Slalom skiing is a more aggressive form of the sport, and requires bindings that will hold your feet securely in place. You’ll also need bindings that allow you to release quickly in the event of a fall. If you’re just getting started, it’s best to purchase a binding that will allow you to release with a simple twisting motion. As you become more experienced, you can move on to bindings that require a harder pull to release.

For trick skiing, you’ll need bindings that will give you a good range of motion while still providing support. You may also want to consider bindings that allow you to easily adjust the tightness of the fit, as this can be important when landing jumps and other tricks.

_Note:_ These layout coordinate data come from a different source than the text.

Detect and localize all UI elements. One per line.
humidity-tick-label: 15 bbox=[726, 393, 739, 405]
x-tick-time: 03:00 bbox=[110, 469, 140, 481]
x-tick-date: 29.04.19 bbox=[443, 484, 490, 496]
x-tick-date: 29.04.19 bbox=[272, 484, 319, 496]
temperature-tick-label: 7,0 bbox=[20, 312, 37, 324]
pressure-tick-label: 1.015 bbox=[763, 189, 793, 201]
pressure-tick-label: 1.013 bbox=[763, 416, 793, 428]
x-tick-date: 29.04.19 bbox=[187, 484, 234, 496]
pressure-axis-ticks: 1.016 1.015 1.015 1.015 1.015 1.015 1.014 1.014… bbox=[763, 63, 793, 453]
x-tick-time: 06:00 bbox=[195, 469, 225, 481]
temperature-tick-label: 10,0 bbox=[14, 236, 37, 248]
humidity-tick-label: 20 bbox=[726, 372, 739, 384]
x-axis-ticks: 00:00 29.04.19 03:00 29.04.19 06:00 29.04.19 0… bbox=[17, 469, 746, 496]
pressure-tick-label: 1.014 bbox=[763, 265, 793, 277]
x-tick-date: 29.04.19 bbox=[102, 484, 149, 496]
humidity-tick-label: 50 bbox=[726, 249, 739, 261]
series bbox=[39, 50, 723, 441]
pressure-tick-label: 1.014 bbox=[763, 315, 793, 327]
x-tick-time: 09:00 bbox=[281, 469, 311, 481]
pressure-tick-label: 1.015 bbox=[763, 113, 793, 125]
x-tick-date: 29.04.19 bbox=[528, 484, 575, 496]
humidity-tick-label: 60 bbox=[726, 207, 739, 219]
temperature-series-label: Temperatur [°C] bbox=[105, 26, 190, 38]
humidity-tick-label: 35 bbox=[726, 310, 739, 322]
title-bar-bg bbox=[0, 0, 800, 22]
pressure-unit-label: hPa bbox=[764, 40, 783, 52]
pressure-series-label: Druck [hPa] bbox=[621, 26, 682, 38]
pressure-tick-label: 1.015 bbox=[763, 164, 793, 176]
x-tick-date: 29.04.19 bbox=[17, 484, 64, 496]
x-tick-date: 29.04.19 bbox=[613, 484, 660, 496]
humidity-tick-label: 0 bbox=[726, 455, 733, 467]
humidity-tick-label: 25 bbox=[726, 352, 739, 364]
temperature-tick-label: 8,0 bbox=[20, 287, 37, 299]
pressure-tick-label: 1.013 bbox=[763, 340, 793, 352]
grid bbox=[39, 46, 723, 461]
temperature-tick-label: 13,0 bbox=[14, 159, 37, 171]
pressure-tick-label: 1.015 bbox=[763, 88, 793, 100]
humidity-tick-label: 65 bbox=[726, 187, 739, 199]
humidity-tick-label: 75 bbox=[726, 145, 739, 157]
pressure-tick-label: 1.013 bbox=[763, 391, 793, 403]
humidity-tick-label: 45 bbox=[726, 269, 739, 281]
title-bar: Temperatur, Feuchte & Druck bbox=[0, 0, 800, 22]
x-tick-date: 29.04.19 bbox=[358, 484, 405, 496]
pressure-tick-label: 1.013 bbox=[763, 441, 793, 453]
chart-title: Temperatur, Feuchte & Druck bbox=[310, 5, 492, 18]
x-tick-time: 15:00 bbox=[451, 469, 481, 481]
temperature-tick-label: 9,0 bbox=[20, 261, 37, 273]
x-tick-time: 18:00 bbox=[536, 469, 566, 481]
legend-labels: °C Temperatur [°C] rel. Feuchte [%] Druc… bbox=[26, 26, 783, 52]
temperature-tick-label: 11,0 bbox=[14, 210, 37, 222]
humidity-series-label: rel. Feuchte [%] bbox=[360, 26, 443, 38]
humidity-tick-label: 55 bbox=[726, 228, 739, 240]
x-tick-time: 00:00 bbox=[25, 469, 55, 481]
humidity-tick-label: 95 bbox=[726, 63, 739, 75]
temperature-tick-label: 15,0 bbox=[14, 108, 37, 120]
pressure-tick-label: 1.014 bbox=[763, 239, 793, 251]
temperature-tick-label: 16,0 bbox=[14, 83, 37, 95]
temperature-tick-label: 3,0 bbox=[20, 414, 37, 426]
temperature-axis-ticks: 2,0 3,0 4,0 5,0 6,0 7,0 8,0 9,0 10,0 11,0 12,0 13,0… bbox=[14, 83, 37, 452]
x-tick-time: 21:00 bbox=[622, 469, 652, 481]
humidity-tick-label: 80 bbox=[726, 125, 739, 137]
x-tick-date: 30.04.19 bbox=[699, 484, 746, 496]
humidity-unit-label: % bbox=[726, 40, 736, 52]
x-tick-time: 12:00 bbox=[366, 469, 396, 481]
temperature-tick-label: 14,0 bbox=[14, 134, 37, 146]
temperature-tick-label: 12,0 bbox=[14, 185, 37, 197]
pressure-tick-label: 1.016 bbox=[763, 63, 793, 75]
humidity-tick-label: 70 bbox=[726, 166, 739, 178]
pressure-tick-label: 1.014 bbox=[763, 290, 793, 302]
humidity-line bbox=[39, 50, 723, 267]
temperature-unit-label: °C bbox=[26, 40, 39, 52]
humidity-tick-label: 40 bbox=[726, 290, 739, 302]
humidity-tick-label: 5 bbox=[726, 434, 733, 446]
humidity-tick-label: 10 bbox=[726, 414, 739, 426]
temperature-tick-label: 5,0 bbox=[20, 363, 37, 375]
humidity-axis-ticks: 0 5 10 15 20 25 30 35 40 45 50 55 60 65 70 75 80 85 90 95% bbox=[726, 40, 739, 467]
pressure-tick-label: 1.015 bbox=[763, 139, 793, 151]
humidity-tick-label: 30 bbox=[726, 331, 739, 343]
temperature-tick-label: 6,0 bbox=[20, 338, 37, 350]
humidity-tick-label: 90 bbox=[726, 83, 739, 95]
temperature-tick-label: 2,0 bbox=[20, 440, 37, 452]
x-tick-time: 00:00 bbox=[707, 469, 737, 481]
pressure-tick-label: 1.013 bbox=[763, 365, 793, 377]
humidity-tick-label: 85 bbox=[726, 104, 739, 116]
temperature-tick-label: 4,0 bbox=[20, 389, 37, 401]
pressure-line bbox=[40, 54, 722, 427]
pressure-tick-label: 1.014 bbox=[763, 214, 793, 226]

If you plan on using your skis for both slalom and trick skiing, it’s best to purchase a binding that can be used for both purposes. These are usually referred to as “combi” binding, and provide a good middle ground between the two styles.

Ski Fin

One of the key areas to look for when purchasing skis is in the fin. The fin helps with the overall tracking of the ski and also assists in keeping the ski “locked in” when carving turns. There are different type of fins that are available on the market, but not all skis will have a fin. Some skiers prefer not to have a fin as it can get in the way when attempting certain tricks, but for the beginner or novice skier, a fin is a great asset to have.

Water ski fins come in a variety of sizes and each size has a different purpose. For instance, a smaller fin is great for someone who wants to do more slalom skiing, while a larger fin is perfect for those who want to do more barefoot skiing or wakeboarding. The following is a list of common ski fins and their purposes:

-Slalom Ski Fin: This type of fin is smaller in size and helps the skier make quick turns. If you are looking to do more slalom skiing, then this is the fin for you.
-Trick Ski Fin: Trick skis do not have a fin as it can get in the way when attempting certain tricks. If you are looking to do more tricks, then this is the ski for you.
-Barefoot Ski Fin: Barefoot skis have a larger fin as it helps with stability and tracking. If you are looking to do more barefoot skiing or wakeboarding, then this is the ski for you.

Ski Pole

Not every skier needs a ski pole, but they can be helpful in a number of ways. Novice skiers may find them helpful for balance, while more experienced skiers may use them to push off from the boat when starting or to aid in making sharp turns. Ski poles come in different sizes, so be sure to choose the right length for your height.